Of course at most retailers nowadays the only hands touching the card and the only eyes seeing the card are mine, so long as the machine makes the happy approved "beep" that's all they care about.
PS about cash register beeps: ever seen the Handmaid's Tale? Pretty good movie, actually. Well, the relevant bit here is they filmed most of it on the Duke University campus and I was a grad student there at the time. In a few scenes women are shopping using plastic cards, and they used actual cash registers from Duke campus stores and eateries. What amused us at Duke when we saw the film was how everybody is buying stuff but since the dummy cards they gave the extras were of course nonworking the registers were actually making their "rejected" beep not their "accepted" beep. I suppose the movie people simply figured nobody else would know the particular beeps made by the registers at Duke...
Hmmm... I wonder then if Signature cards report something other than "Revolving" even if FICO doesn't care I wonder if creditors internal scoring systems, or if manual reviewers care?
Reason is that I THINK (could be wrong) Signature cards are only given to people who meet strict guidelines of good financial standing. I don't think they are handing them out like candy like the old "Platinum" cards.... YET anyway. (someone please correct me if I am wrong here)
Twix -
You may be partially correct. But remember, even though there is no "preset" spending limit, there is a limit.

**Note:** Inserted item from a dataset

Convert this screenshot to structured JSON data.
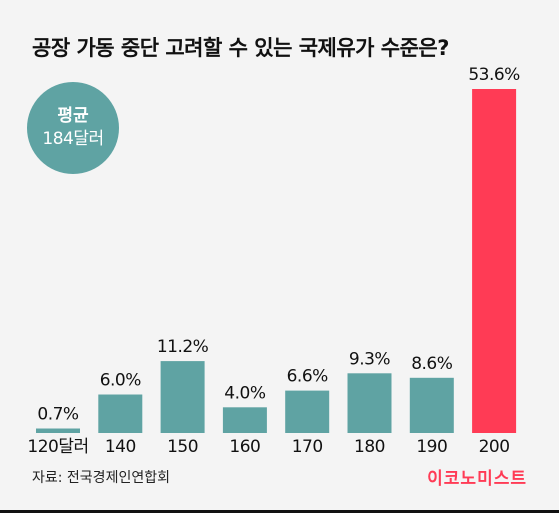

And sometimes this limit is dynamic, not just upward. So, you can have a "signature" type card with only $1000 spending allowed. And you may have built a relationship where you can spend $50k. But, just as a standard CL card can be CLD, so can the established limits of the signature.
However, I am not aware of any "subprime" signature cards, so I think your basic premise that they don't "hand them out like candy" is correct. But many prime CL cards are not either. In fact, some people who have AMEX have been turned down by other CCC's for prime CL cards. In fact, some prime lenders don't like signture or no preset cards because of the unknown risk factors and the potential to create high debt with potentially short terms.